Answer
The magnitude of Jill's velocity is 5.46 m/s directed at an angle of $35.9^{\circ}$ south of east.
Work Step by Step
Let Jack be person A and let Jill be person B.
$m_B~v_{Bx} + m_A~v_{Ax} = m_A~v_0$
$v_{Bx} = \frac{m_A~v_0-m_A~v_{Ax}}{m_B}$
$v_{Bx} = \frac{(55.0~kg)(8.00~m/s)-(55.0~kg)(5.00~m/s)~cos(34.0^{\circ})}{48.0~kg}$
$v_{Bx} = 4.42~m/s$
Since $p_y = 0$, the north-south component of the momentum of Jack and Jill are equal in magnitude.
$m_B~v_{By} = m_A~v_{Ay}$
$v_{By} = \frac{m_A~v_{Ay}}{m_B}$
$v_{By} = \frac{(55.0~kg)(5.00~m/s)~sin(34.0^{\circ})}{48.0~kg}$
$v_{By} = 3.20~m/s$
We can find the magnitude of Jill's velocity.

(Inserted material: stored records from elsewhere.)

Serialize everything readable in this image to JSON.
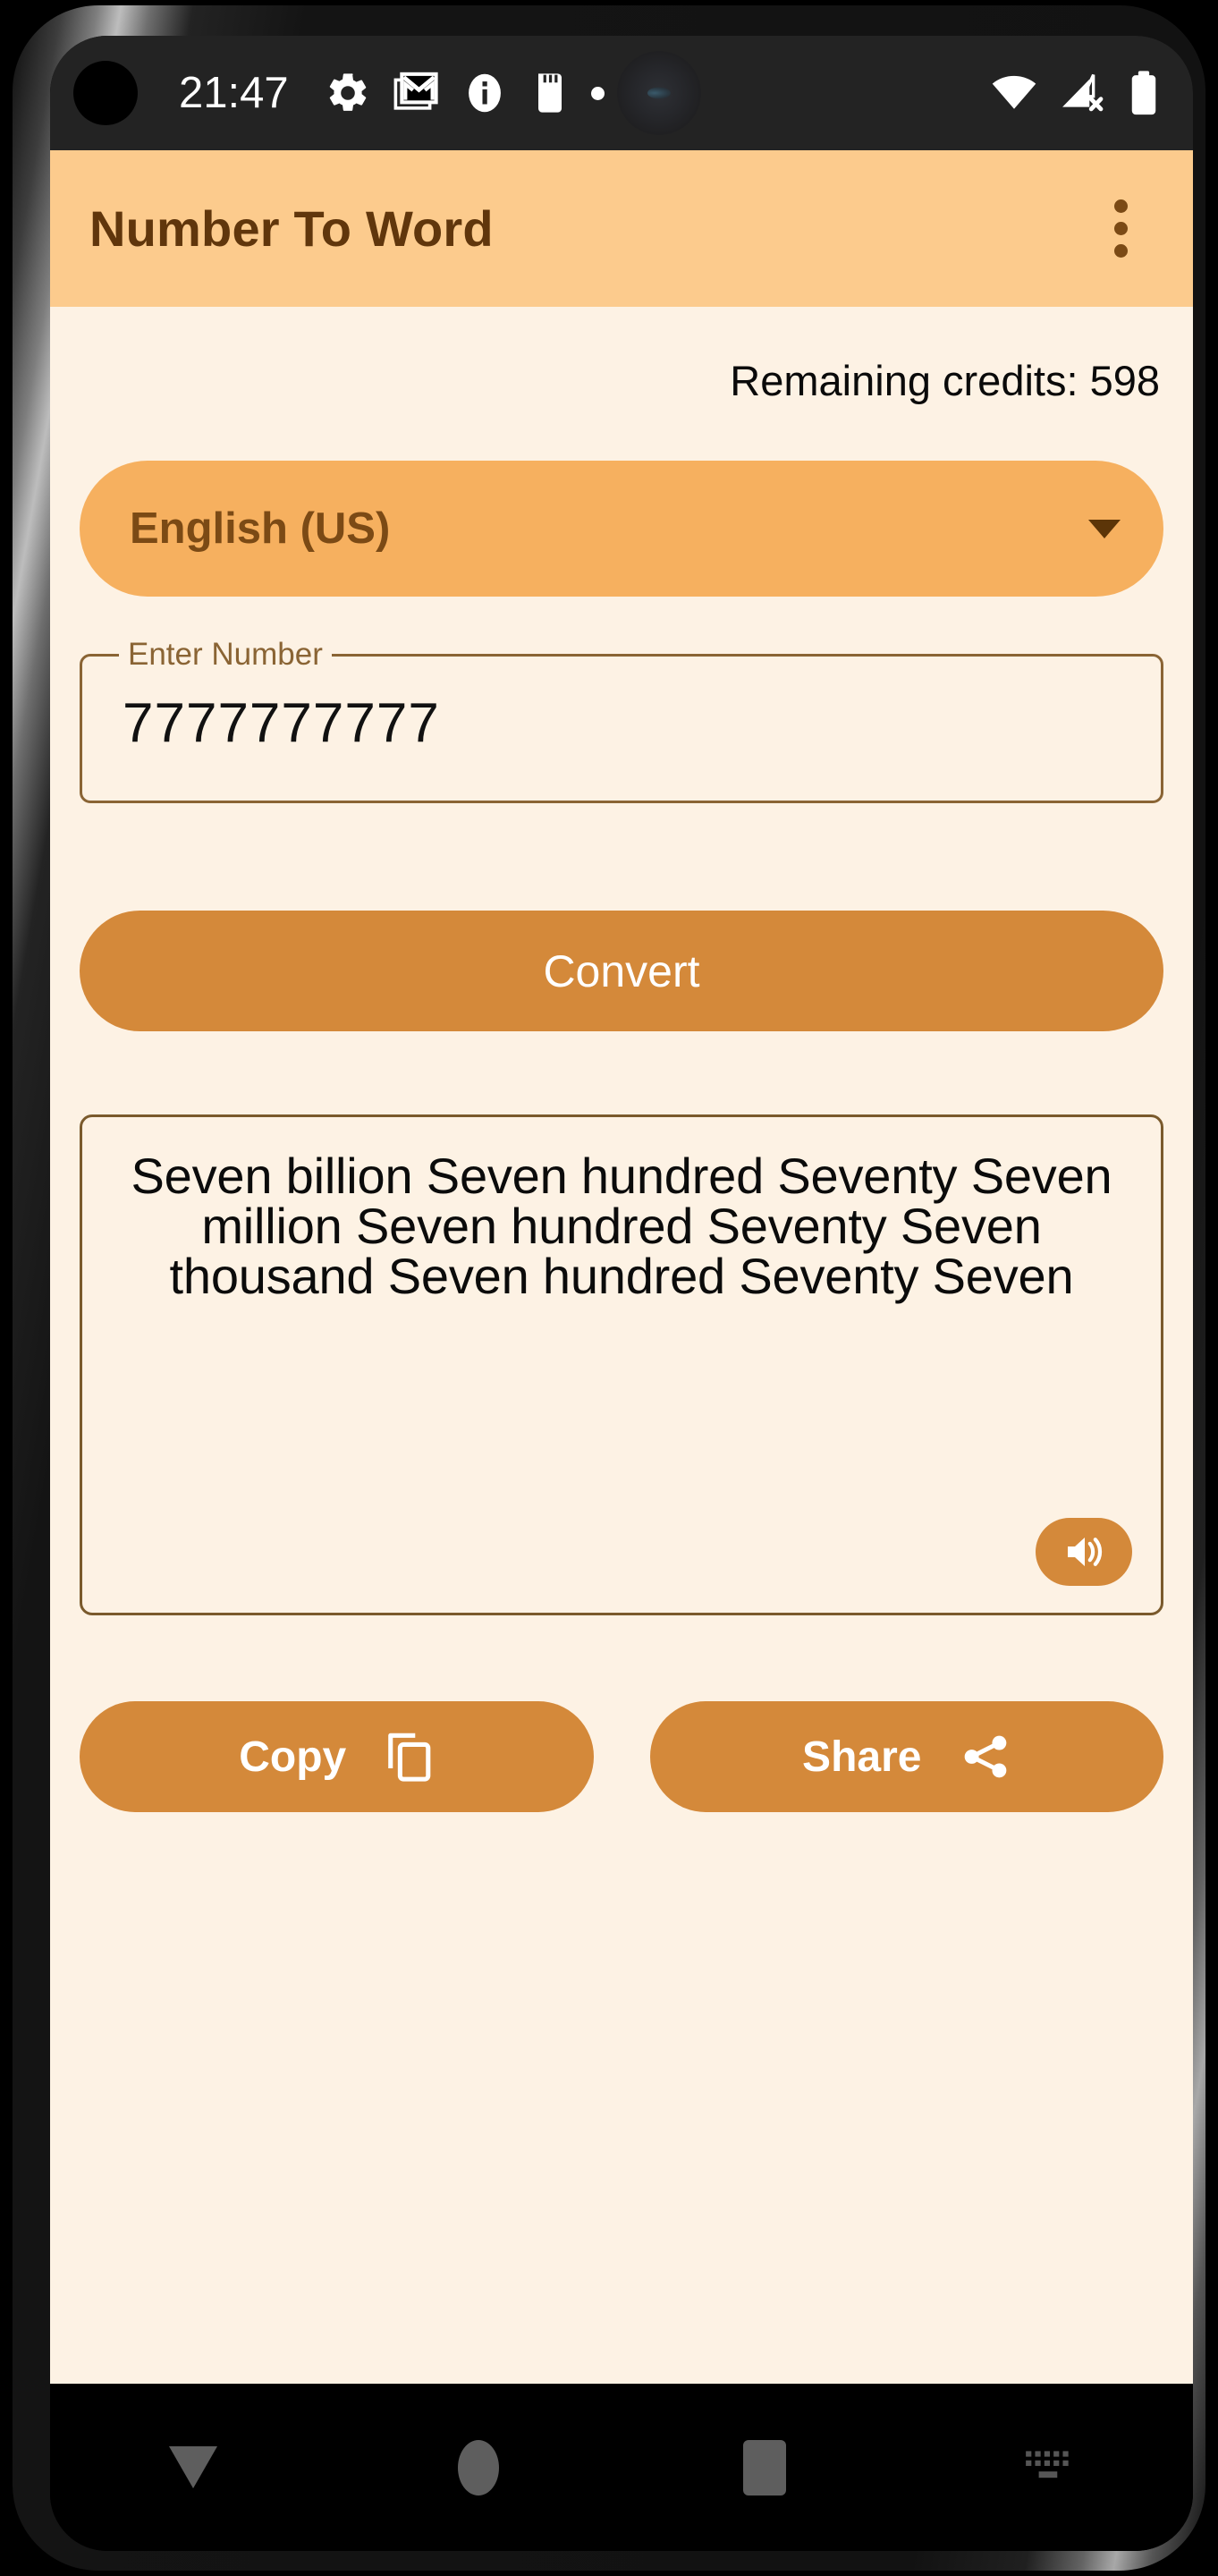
{
  "status_bar": {
    "time": "21:47",
    "left_icons": [
      "settings-gear-icon",
      "gmail-icon",
      "info-icon",
      "sd-card-icon",
      "dot-icon"
    ],
    "right_icons": [
      "wifi-icon",
      "cellular-no-sim-icon",
      "battery-icon"
    ]
  },
  "app_bar": {
    "title": "Number To Word",
    "overflow_icon": "more-vert-icon",
    "background_color": "#FCCB8D",
    "title_color": "#60360C"
  },
  "content": {
    "credits_text": "Remaining credits: 598",
    "language": {
      "selected": "English (US)",
      "arrow_icon": "chevron-down-icon",
      "background_color": "#F6B05F",
      "text_color": "#7B4A15"
    },
    "number_input": {
      "label": "Enter Number",
      "value": "7777777777",
      "placeholder": "Enter Number"
    },
    "convert_button": {
      "label": "Convert",
      "color": "#D4893A"
    },
    "result": {
      "text": "Seven billion Seven hundred Seventy Seven million Seven hundred Seventy Seven thousand Seven hundred Seventy Seven",
      "speak_icon": "volume-up-icon"
    },
    "actions": [
      {
        "label": "Copy",
        "icon": "copy-icon"
      },
      {
        "label": "Share",
        "icon": "share-icon"
      }
    ],
    "background_color": "#FDF2E4"
  },
  "nav_bar": {
    "items": [
      {
        "name": "back",
        "icon": "back-triangle-icon"
      },
      {
        "name": "home",
        "icon": "home-circle-icon"
      },
      {
        "name": "recents",
        "icon": "recents-square-icon"
      },
      {
        "name": "keyboard",
        "icon": "keyboard-icon"
      }
    ]
  }
}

$v_B = \sqrt{(4.42~m/s)^2+(3.20~m/s)^2}$
$v_B = 5.46~m/s$
We can find the angle $\theta$ south of east.
$tan(\theta) = \frac{3.20~m/s}{4.42~m/s}$
$\theta = arctan(\frac{3.20~m/s}{4.42~m/s})$
$\theta = 35.9^{\circ}$
The magnitude of Jill's velocity is 5.46 m/s directed at an angle of $35.9^{\circ}$ south of east.